Miopia

Você já percebeu que toda vez que nos encontramos em mesa de quatro cadeiras, nunca nos sentamos de frente um para o outro, escolhemos o lado que mais nos agrada e o lado que ficamos mais próximos. Já percebeu que a primeira coisa que faço, depois de deixar minha carteira e meu telefone na mesa, é tirar os óculos. Este sim é um hábito a se observar.

Será que sem óculos volto a ser míope e não enxergo o longe, deixo o que está distante desfocado e volto minha atenção ao que visível e tátil? O presente momento, mais conhecido como “agora”, fica mais nítido aos míopes do que a distância dos planos futuros.

Sem óculos não te vejo tão nítida quanto deveria, me confundo entre as linhas do rosto, fica difícil delinear o limite do conteúdo, forço os olhos e continuo observando mudo. Sem óculos não existem barreiras entre seus olhos e os meus. Sem óculos deixo de ser perfeccionista, observador e analítico, não uso mais os olhos, só os olhares.

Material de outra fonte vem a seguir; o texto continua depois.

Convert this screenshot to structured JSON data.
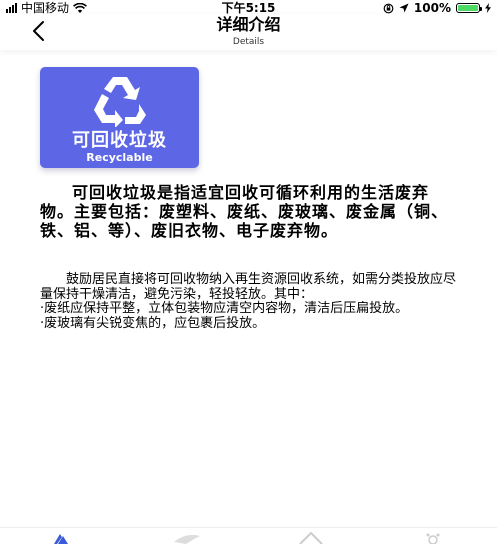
{
  "status_bar": {
    "carrier": "中国移动",
    "time": "下午5:15",
    "battery": "100%"
  },
  "header": {
    "title": "详细介绍",
    "subtitle": "Details"
  },
  "card": {
    "title": "可回收垃圾",
    "subtitle": "Recyclable",
    "color": "#5d67e5",
    "icon": "recycle-icon"
  },
  "intro": "可回收垃圾是指适宜回收可循环利用的生活废弃物。主要包括：废塑料、废纸、废玻璃、废金属（铜、铁、铝、等）、废旧衣物、电子废弃物。",
  "detail": {
    "paragraph": "鼓励居民直接将可回收物纳入再生资源回收系统，如需分类投放应尽量保持干燥清洁，避免污染，轻投轻放。其中：",
    "bullet_1": "·废纸应保持平整，立体包装物应清空内容物，清洁后压扁投放。",
    "bullet_2": "·废玻璃有尖锐变焦的，应包裹后投放。"
  }
}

Ao retirar da minha linha de visão as lentes, escolhi te ver de um modo mais natural, mais pessoal, mais meu. Ou melhor, te ver mais minha. De que importa o que está longe? Para um míope desde menino só interessa o que está próximo. Será que os outros animais tem miopia? Para a minha descobri a melhor razão de existir: trazer você perto de mim.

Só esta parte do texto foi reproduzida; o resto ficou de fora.